Dr. Brunet’s research could have a far-reaching impact on our ability to diagnose concussions more effectively. With concussion affecting more than a million Americans each year, diagnosis remains difficult, and reliable biomarkers are still lacking. Eye tracking has been hailed as one of the most promising techniques to obtain a reliable and objective measurement to diagnose concussion.

“My research aims to introduce innovations that might advance this technique significantly. Early detection and appropriate treatment can significantly reduce recovery time and improve prognosis and therefore relieve the societal burden in terms of loss of productivity, psychological impact, and medical costs,” said Dr. Brunet.

In addition to the eye tracker project, other student project opportunities have focused on using human psychophysics to study how we perceive faces. During 2020 Dr. Brunet’s research team produced three presentations at the Mississippi Academy of Science meeting and one peer-reviewed publication, all presented or co-authored by undergraduate students from Millsaps College.

Even more exciting for Dr. Brunet and students at Millsaps College is the purchase of the electroencephalography (EEG) machine, funded by MS INBRE, that become operational in early 2021 to allow more students to be involved in research and the Brunet lab to uncover the cognitive mechanisms of visual perception and attention.

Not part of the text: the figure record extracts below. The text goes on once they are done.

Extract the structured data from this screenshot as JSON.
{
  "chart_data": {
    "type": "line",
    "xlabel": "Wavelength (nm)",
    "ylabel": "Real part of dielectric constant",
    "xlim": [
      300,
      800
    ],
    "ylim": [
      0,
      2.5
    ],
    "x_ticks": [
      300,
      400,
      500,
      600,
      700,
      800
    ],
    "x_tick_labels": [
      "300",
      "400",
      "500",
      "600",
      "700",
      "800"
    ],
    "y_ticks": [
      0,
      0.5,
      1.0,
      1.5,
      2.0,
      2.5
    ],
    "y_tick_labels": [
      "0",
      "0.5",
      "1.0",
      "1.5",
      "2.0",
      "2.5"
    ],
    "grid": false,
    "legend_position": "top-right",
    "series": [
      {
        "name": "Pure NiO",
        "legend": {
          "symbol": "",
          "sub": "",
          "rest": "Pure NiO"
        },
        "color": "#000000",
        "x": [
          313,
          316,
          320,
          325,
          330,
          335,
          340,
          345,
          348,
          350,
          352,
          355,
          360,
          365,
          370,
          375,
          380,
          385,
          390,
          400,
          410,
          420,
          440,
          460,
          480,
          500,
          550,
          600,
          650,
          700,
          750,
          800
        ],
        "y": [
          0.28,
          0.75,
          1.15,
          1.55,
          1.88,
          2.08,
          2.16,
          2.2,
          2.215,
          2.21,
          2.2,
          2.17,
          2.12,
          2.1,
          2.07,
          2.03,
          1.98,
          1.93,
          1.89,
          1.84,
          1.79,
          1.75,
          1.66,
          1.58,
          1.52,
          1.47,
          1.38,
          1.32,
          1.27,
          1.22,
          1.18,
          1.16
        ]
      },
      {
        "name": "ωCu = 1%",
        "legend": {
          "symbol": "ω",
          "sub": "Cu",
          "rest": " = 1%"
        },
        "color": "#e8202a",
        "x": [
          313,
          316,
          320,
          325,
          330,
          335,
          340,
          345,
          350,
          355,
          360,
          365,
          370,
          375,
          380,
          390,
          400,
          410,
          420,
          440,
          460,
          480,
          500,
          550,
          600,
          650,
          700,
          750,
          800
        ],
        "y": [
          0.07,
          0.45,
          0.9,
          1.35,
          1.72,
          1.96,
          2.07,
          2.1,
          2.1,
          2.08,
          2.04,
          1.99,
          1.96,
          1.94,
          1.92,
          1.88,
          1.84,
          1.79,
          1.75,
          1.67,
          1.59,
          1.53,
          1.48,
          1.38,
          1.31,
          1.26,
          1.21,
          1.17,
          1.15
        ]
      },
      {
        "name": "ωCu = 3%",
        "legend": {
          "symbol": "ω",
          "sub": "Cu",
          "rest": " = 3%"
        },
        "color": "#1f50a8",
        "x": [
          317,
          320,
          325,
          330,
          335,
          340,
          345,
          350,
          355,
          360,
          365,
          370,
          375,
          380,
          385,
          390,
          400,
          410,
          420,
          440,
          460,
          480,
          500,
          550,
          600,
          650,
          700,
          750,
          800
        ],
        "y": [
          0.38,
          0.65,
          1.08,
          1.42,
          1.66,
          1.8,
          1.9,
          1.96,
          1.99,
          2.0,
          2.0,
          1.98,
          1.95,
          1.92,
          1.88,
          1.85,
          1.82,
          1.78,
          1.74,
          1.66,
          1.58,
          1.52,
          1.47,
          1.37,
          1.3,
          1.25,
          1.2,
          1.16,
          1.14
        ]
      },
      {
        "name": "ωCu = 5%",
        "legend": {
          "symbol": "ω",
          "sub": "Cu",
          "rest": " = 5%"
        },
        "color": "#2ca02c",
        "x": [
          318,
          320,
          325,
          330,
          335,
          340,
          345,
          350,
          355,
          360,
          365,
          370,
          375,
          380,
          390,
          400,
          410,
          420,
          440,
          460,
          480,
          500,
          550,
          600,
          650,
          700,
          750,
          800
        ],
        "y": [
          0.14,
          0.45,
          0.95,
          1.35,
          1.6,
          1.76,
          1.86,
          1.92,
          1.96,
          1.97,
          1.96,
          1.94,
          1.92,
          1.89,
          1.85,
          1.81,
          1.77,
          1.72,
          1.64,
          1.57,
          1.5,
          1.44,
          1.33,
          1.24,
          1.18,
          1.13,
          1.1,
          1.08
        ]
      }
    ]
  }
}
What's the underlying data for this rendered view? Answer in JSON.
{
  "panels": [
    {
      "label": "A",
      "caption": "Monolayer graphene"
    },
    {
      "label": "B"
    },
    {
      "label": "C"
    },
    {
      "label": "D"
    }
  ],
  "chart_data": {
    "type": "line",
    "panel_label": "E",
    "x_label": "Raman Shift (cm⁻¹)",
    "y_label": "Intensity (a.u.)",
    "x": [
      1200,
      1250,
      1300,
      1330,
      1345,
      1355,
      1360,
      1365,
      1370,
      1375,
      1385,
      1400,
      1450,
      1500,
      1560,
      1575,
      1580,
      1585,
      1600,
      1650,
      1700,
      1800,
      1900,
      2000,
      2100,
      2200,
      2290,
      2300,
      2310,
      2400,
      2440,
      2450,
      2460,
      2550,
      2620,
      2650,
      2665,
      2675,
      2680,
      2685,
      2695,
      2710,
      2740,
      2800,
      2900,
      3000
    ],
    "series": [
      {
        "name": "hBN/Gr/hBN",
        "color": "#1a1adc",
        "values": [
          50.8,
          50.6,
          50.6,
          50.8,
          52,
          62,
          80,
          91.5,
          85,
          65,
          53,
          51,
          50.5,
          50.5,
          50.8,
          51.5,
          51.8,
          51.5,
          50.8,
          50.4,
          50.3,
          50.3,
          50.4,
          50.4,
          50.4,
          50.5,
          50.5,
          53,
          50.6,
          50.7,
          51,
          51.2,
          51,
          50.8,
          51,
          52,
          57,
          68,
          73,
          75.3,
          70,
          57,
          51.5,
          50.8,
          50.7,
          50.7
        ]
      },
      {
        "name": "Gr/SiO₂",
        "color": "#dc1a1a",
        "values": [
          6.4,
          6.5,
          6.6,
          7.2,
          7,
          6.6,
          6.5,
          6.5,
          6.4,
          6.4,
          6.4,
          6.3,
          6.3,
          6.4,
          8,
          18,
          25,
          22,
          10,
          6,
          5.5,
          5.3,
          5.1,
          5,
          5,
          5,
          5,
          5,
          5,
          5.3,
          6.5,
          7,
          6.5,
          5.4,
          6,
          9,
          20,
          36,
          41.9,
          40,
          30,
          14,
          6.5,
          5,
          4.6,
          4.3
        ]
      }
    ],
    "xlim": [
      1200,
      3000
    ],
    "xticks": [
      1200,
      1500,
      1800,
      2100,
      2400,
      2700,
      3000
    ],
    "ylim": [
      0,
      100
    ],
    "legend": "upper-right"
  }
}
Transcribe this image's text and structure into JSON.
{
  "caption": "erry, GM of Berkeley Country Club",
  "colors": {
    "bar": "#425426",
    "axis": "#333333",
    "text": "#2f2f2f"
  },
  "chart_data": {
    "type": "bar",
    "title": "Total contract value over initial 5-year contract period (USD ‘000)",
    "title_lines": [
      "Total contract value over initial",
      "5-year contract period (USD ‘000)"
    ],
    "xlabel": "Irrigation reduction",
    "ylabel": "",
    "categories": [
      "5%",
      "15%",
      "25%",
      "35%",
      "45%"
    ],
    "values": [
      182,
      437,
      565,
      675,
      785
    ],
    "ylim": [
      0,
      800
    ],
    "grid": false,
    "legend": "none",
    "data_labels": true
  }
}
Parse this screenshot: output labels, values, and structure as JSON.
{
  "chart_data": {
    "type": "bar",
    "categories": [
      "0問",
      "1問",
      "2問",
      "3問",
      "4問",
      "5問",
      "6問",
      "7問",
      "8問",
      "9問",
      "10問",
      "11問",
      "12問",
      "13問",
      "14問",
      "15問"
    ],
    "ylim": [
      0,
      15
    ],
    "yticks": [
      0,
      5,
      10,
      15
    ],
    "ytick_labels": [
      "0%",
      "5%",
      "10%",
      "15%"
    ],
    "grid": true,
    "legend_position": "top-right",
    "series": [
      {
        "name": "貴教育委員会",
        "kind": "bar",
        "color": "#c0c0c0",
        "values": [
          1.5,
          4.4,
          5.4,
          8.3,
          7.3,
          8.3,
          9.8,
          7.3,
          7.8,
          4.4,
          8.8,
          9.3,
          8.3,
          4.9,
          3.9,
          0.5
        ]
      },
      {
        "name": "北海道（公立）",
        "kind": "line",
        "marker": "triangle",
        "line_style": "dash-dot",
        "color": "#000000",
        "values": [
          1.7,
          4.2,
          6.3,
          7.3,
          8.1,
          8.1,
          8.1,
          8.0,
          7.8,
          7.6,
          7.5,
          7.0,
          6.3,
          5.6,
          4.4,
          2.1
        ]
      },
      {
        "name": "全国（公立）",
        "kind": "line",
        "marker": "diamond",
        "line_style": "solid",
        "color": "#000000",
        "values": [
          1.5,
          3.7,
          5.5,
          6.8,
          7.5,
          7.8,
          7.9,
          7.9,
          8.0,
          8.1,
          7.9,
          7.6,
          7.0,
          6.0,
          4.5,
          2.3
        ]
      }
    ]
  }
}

Currently, Dr. Brunet teaches a variety of courses related to Psychology and Neuroscience at Millsaps but brings extensive research and clinical expertise from multiple disciplines that makes him uniquely relatable with his students, regardless of the science field they wish to enter. Dr. Brunet received a BA in Physics from the Universidad de Las Americas in Puebla (Mexico) and holds a PhD in Molecular Biophysics from Florida State University, where he studied the molecular pathways that result in Familial Hypertrophic Myopathy (FHC), a genetic disease associated with sudden death in apparently healthy individuals. However, it was his post-doctoral fellowship at the University of Pittsburgh, that began his disciplinary switch from the heart to the brain, and set his career focused on cognitive, behavior and systems neuroscience.

His post-doctoral research focused on the fusiform face area (FFA), which is an area of the brain that becomes active when we see faces. To learn more about the function of FFA, he recorded neuronal data from the temporal lobe in epilepsy patients. Before working with human patients, however, Brunet first performed electrophysiological recordings in non-human primates at the University of Washington in Seattle and at the Donders Institute for Brain, Cognition and Behavior in the Netherlands. His goals were to characterize the neurons of the visual system. Prior to joining Millsaps’ faculty, Dr. Brunet was a research professor at State University of New York Downstate Health Sciences University (SUNY Downstate) where he supervised projects using rodent models, ranging from studying traumatic ocular injury  to developing discriminators to classify oculomotor behavior in humans.

Mississippi INBRE is proud of the research Dr. Brunet and his students at Millsaps College are continuing into the new year and is looking forward to the expansion of opportunities and data to be collected with the new EEG machine as they seek to better understand and diagnose traumatic brain injury.